Hell Yeah! loses appeal if you try to play for too long, which Guermonprez acknowledged. The studio likes to focus on smaller, more digestible titles, and that’s where their experience lies. Still, the game put a smile on my face and thanks to monsters never being too far apart from each other, it’s easy to jump in for 20 minutes, get lunch, and come back.
Hell Yeah! is the largest of the studio’s games so far, and was crafted by a team of 10: the six core Arkedo team members and several outside “extras.” Guermonprez said even that was too many people. In the future, the studio will be broken into two teams of three, that will compete against each other. The studio encourages friendly taunting.
Much of Hell Yeah!‘s appeal is in its humor. The crude designs of monsters – one is a pile of poop with a chainsaw sticking out the top – plus the demented nature of the story itself should be enjoyed by anyone who grew up with a love of cartoons like Ren & Stimpy.
Guermonprez said that show was indeed an influence, but there have been many others. “France is a very cool place because we are right in the middle of of Japan and the US, so you have the anime, you have the cartoons, you have the comics, you have the mangas, you have two different cultures, and we are right in the middle. We were fed all that culture when we were kids,” Guermonprez said.

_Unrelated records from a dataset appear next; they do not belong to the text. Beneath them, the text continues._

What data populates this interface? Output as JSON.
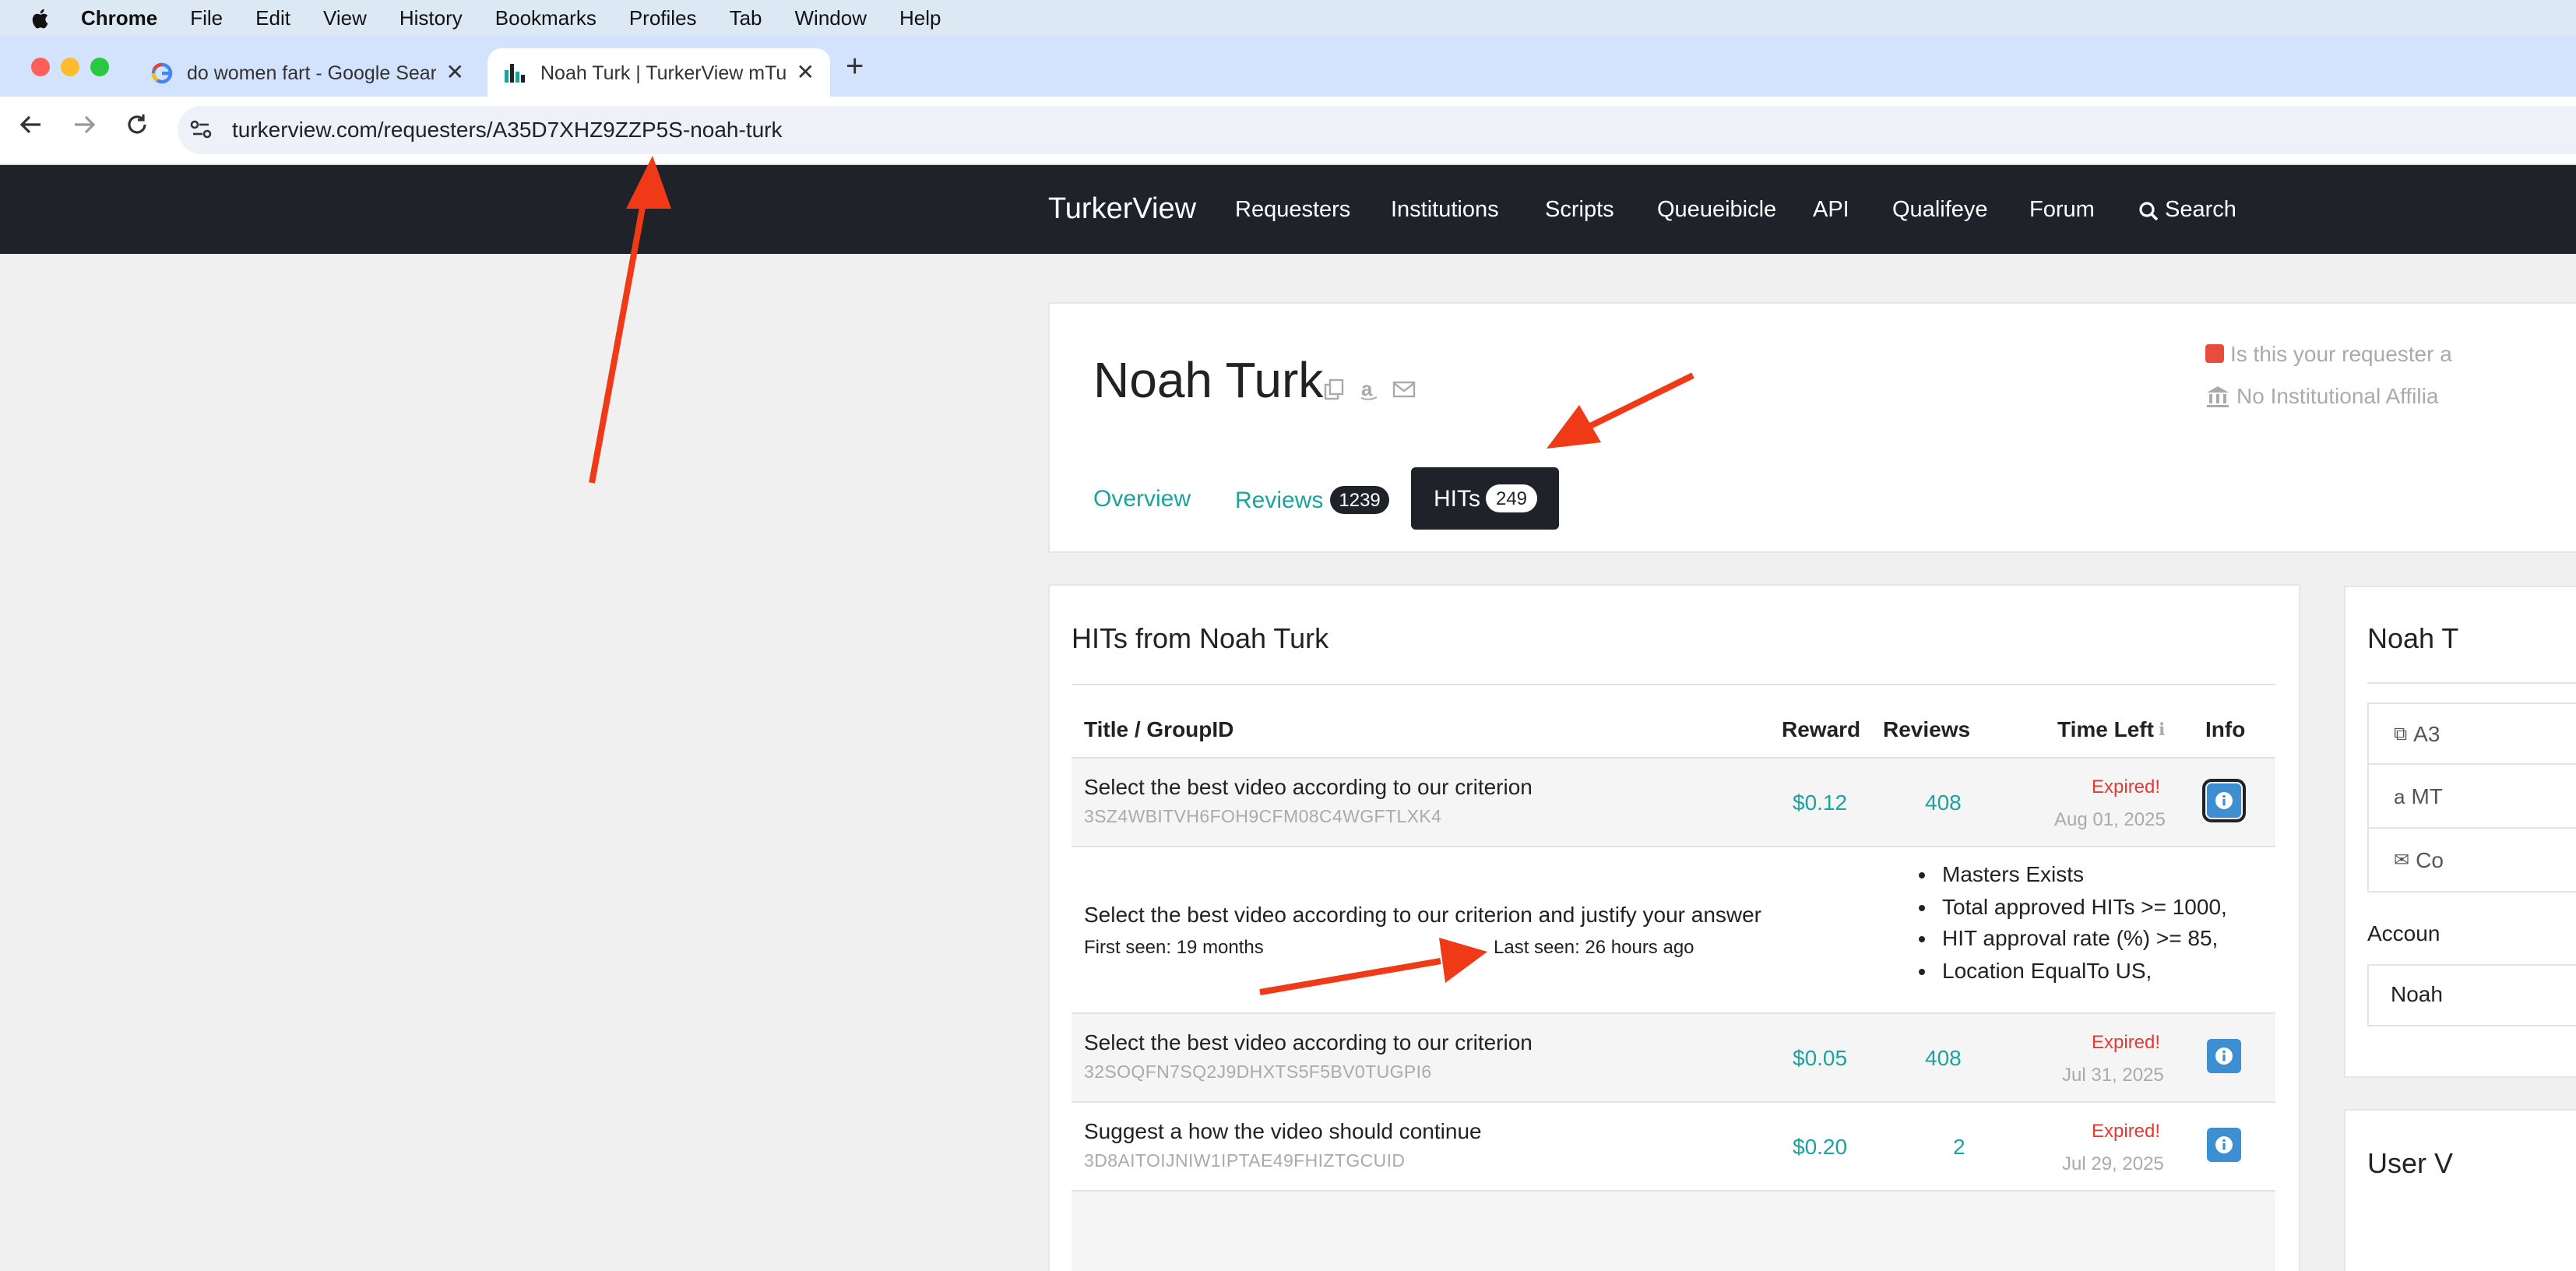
{
  "menubar": {
    "items": [
      "Chrome",
      "File",
      "Edit",
      "View",
      "History",
      "Bookmarks",
      "Profiles",
      "Tab",
      "Window",
      "Help"
    ]
  },
  "tabs": [
    {
      "label": "do women fart - Google Searc",
      "icon": "google-g-icon",
      "active": false
    },
    {
      "label": "Noah Turk | TurkerView mTurk",
      "icon": "turkerview-bars-icon",
      "active": true
    }
  ],
  "address_bar": {
    "url": "turkerview.com/requesters/A35D7XHZ9ZZP5S-noah-turk"
  },
  "site_nav": {
    "brand": "TurkerView",
    "links": [
      "Requesters",
      "Institutions",
      "Scripts",
      "Queueibicle",
      "API",
      "Qualifeye",
      "Forum",
      "Search"
    ]
  },
  "profile": {
    "name": "Noah Turk",
    "notes": [
      "Is this your requester a",
      "No Institutional Affilia"
    ],
    "tabs": [
      {
        "label": "Overview"
      },
      {
        "label": "Reviews",
        "count": "1239"
      },
      {
        "label": "HITs",
        "count": "249",
        "active": true
      }
    ]
  },
  "hits": {
    "title": "HITs from Noah Turk",
    "columns": [
      "Title / GroupID",
      "Reward",
      "Reviews",
      "Time Left",
      "Info"
    ],
    "rows": [
      {
        "title": "Select the best video according to our criterion",
        "group_id": "3SZ4WBITVH6FOH9CFM08C4WGFTLXK4",
        "reward": "$0.12",
        "reviews": "408",
        "status": "Expired!",
        "date": "Aug 01, 2025"
      },
      {
        "title": "Select the best video according to our criterion and justify your answer",
        "first_seen": "First seen: 19 months",
        "last_seen": "Last seen: 26 hours ago",
        "quals": [
          "Masters Exists",
          "Total approved HITs >= 1000,",
          "HIT approval rate (%) >= 85,",
          "Location EqualTo US,"
        ]
      },
      {
        "title": "Select the best video according to our criterion",
        "group_id": "32SOQFN7SQ2J9DHXTS5F5BV0TUGPI6",
        "reward": "$0.05",
        "reviews": "408",
        "status": "Expired!",
        "date": "Jul 31, 2025"
      },
      {
        "title": "Suggest a how the video should continue",
        "group_id": "3D8AITOIJNIW1IPTAE49FHIZTGCUID",
        "reward": "$0.20",
        "reviews": "2",
        "status": "Expired!",
        "date": "Jul 29, 2025"
      }
    ]
  },
  "sidebar": {
    "title": "Noah T",
    "items": [
      "A3",
      "MT",
      "Co"
    ],
    "account_label": "Accoun",
    "account_value": "Noah",
    "user_heading": "User V"
  },
  "colors": {
    "accent": "#1ba39c",
    "dark": "#1f2329",
    "expired": "#e53935",
    "info_button": "#3d8fd1",
    "annotation_arrow": "#f03a17"
  }
}
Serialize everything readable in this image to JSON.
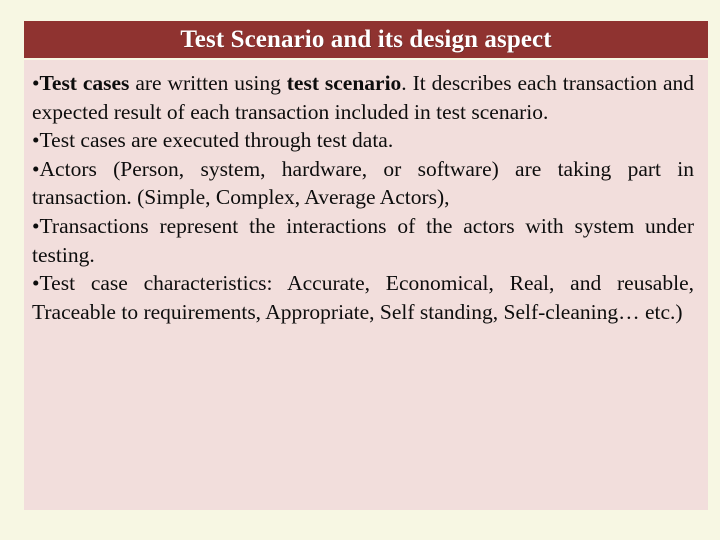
{
  "slide": {
    "background_color": "#f7f7e3",
    "title": {
      "text": "Test Scenario and its design aspect",
      "background_color": "#8f3330",
      "text_color": "#ffffff"
    },
    "content": {
      "background_color": "#f2dedc",
      "bullets": [
        {
          "id": "bullet-test-cases-written",
          "segments": [
            {
              "text": "Test cases",
              "bold": true
            },
            {
              "text": " are written using ",
              "bold": false
            },
            {
              "text": "test scenario",
              "bold": true
            },
            {
              "text": ". It describes each transaction and expected result of each transaction included in test scenario.",
              "bold": false
            }
          ],
          "plain": "Test cases are written using test scenario. It describes each transaction and expected result of each transaction included in test scenario."
        },
        {
          "id": "bullet-test-cases-executed",
          "segments": [
            {
              "text": "Test cases are executed through test data.",
              "bold": false
            }
          ],
          "plain": "Test cases are executed through test data."
        },
        {
          "id": "bullet-actors",
          "segments": [
            {
              "text": "Actors (Person, system, hardware, or software) are taking part in transaction. (Simple, Complex, Average Actors),",
              "bold": false
            }
          ],
          "plain": "Actors (Person, system, hardware, or software) are taking part in transaction. (Simple, Complex, Average Actors),"
        },
        {
          "id": "bullet-transactions",
          "segments": [
            {
              "text": "Transactions represent the interactions of the actors with system under testing.",
              "bold": false
            }
          ],
          "plain": "Transactions represent the interactions of the actors with system under testing."
        },
        {
          "id": "bullet-test-case-characteristics",
          "segments": [
            {
              "text": "Test case characteristics: Accurate, Economical, Real, and reusable, Traceable to requirements, Appropriate, Self standing, Self-cleaning… etc.)",
              "bold": false
            }
          ],
          "plain": "Test case characteristics: Accurate, Economical, Real, and reusable, Traceable to requirements, Appropriate, Self standing, Self-cleaning… etc.)"
        }
      ]
    }
  }
}
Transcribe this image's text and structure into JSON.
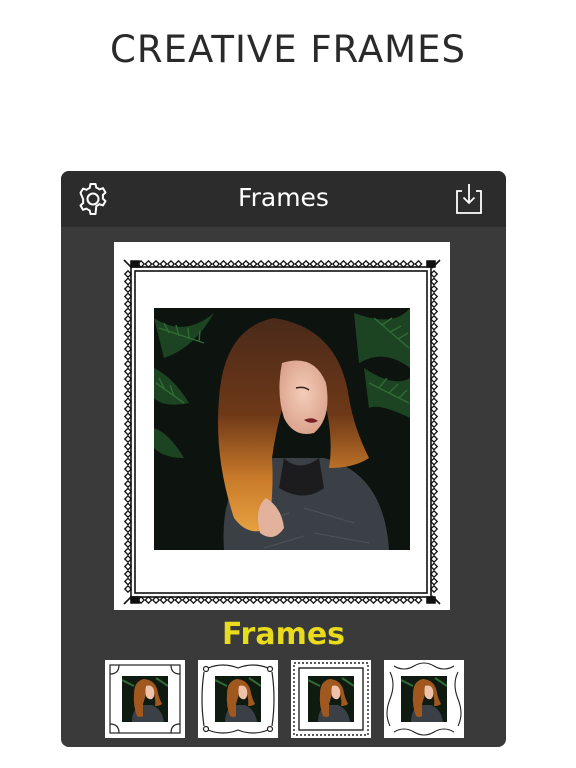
{
  "headline": "CREATIVE FRAMES",
  "navbar": {
    "title": "Frames",
    "settings_icon": "gear-icon",
    "download_icon": "download-icon"
  },
  "section_label": "Frames",
  "thumbnails": [
    {
      "style": "corner-ornament"
    },
    {
      "style": "scroll-ornament"
    },
    {
      "style": "dotted-border"
    },
    {
      "style": "swirl-ornament"
    }
  ],
  "colors": {
    "panel": "#3a3a3a",
    "navbar": "#2c2c2c",
    "accent": "#e8dc1d"
  }
}
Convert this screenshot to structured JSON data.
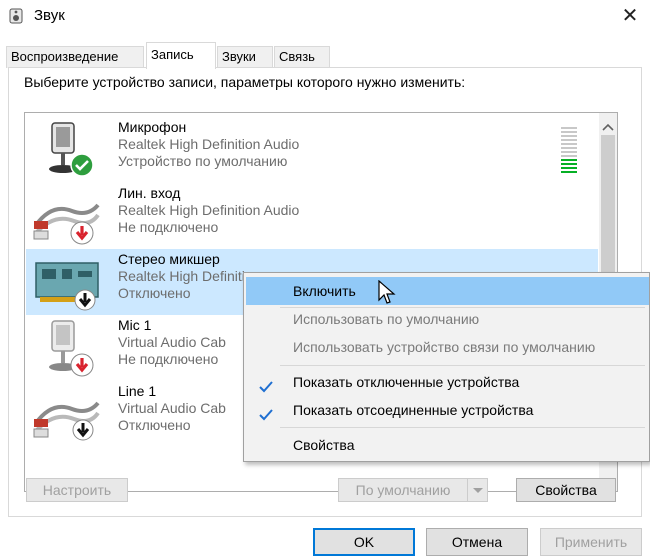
{
  "window": {
    "title": "Звук",
    "close_glyph": "✕",
    "icon": "speaker-icon"
  },
  "tabs": [
    {
      "label": "Воспроизведение",
      "active": false
    },
    {
      "label": "Запись",
      "active": true
    },
    {
      "label": "Звуки",
      "active": false
    },
    {
      "label": "Связь",
      "active": false
    }
  ],
  "instruction": "Выберите устройство записи, параметры которого нужно изменить:",
  "devices": [
    {
      "name": "Микрофон",
      "driver": "Realtek High Definition Audio",
      "status": "Устройство по умолчанию",
      "icon": "microphone-icon",
      "badge": "check-badge-icon"
    },
    {
      "name": "Лин. вход",
      "driver": "Realtek High Definition Audio",
      "status": "Не подключено",
      "icon": "line-in-cable-icon",
      "badge": "red-down-arrow-badge-icon"
    },
    {
      "name": "Стерео микшер",
      "driver": "Realtek High Definiti",
      "status": "Отключено",
      "icon": "sound-card-icon",
      "badge": "black-down-arrow-badge-icon"
    },
    {
      "name": "Mic 1",
      "driver": "Virtual Audio Cab",
      "status": "Не подключено",
      "icon": "microphone-icon",
      "badge": "red-down-arrow-badge-icon"
    },
    {
      "name": "Line 1",
      "driver": "Virtual Audio Cab",
      "status": "Отключено",
      "icon": "line-in-cable-icon",
      "badge": "black-down-arrow-badge-icon"
    }
  ],
  "level_meter": {
    "fraction": 0.3
  },
  "context_menu": {
    "items": [
      {
        "label": "Включить",
        "highlight": true,
        "disabled": false,
        "checked": false
      },
      {
        "label": "Использовать по умолчанию",
        "highlight": false,
        "disabled": true,
        "checked": false
      },
      {
        "label": "Использовать устройство связи по умолчанию",
        "highlight": false,
        "disabled": true,
        "checked": false
      },
      {
        "label": "Показать отключенные устройства",
        "highlight": false,
        "disabled": false,
        "checked": true
      },
      {
        "label": "Показать отсоединенные устройства",
        "highlight": false,
        "disabled": false,
        "checked": true
      },
      {
        "label": "Свойства",
        "highlight": false,
        "disabled": false,
        "checked": false
      }
    ]
  },
  "buttons": {
    "configure": "Настроить",
    "set_default": "По умолчанию",
    "properties": "Свойства",
    "ok": "OK",
    "cancel": "Отмена",
    "apply": "Применить"
  },
  "colors": {
    "selection": "#cce8ff",
    "menu_highlight": "#91c9f7",
    "primary_border": "#0078d7",
    "check_green": "#2e9e3e",
    "arrow_red": "#d9232e",
    "check_blue": "#1f6fd1"
  }
}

Another major inspiration: Pixar. Try to picture Wall-E, but you know, in Hell. “When you watch a [Pixar] movie, and the kids are laughing, and the parents are laughing, and they’re looking at the same screen, but they’re not laughing for the same reason,” Guermonprez explained. He said that Hell Yeah! attempts to tell jokes that similarly work on various levels.
There are many languages in the world, but a smile and laughter are universal. “We have a common history as gamers,” Guermonprez said, “And that’s what brings us together. It’s a thousand times stronger than what separates us sociologically. I really believe that we are starting from so much common ground, especially indie guys who are generally avid gamers and have been playing for quite a long time.”
“We have been sucking up to the same tit, if I may, for years and years.”
One key principle was that the jokes not be aimed at anyone in a hurtful way. “Our goal was to lash out as much as possible, but at the same time, we tried not to be obscene or rude or offensive,” Guermonprez said. The odd style has led to some mixed reviews. “We’ve been getting 4s and 8s, mostly. Hopefully one day we’ll have a hit,” he said. Still, he didn’t seem too down about the fact. “The trip is much better than the destination, because we are doing the thing we want, and we are having tremendous fun doing it.”
Guermonprez counted off the studio’s priorities. “We’re based on pride, having fun, great food, and eventually making games.”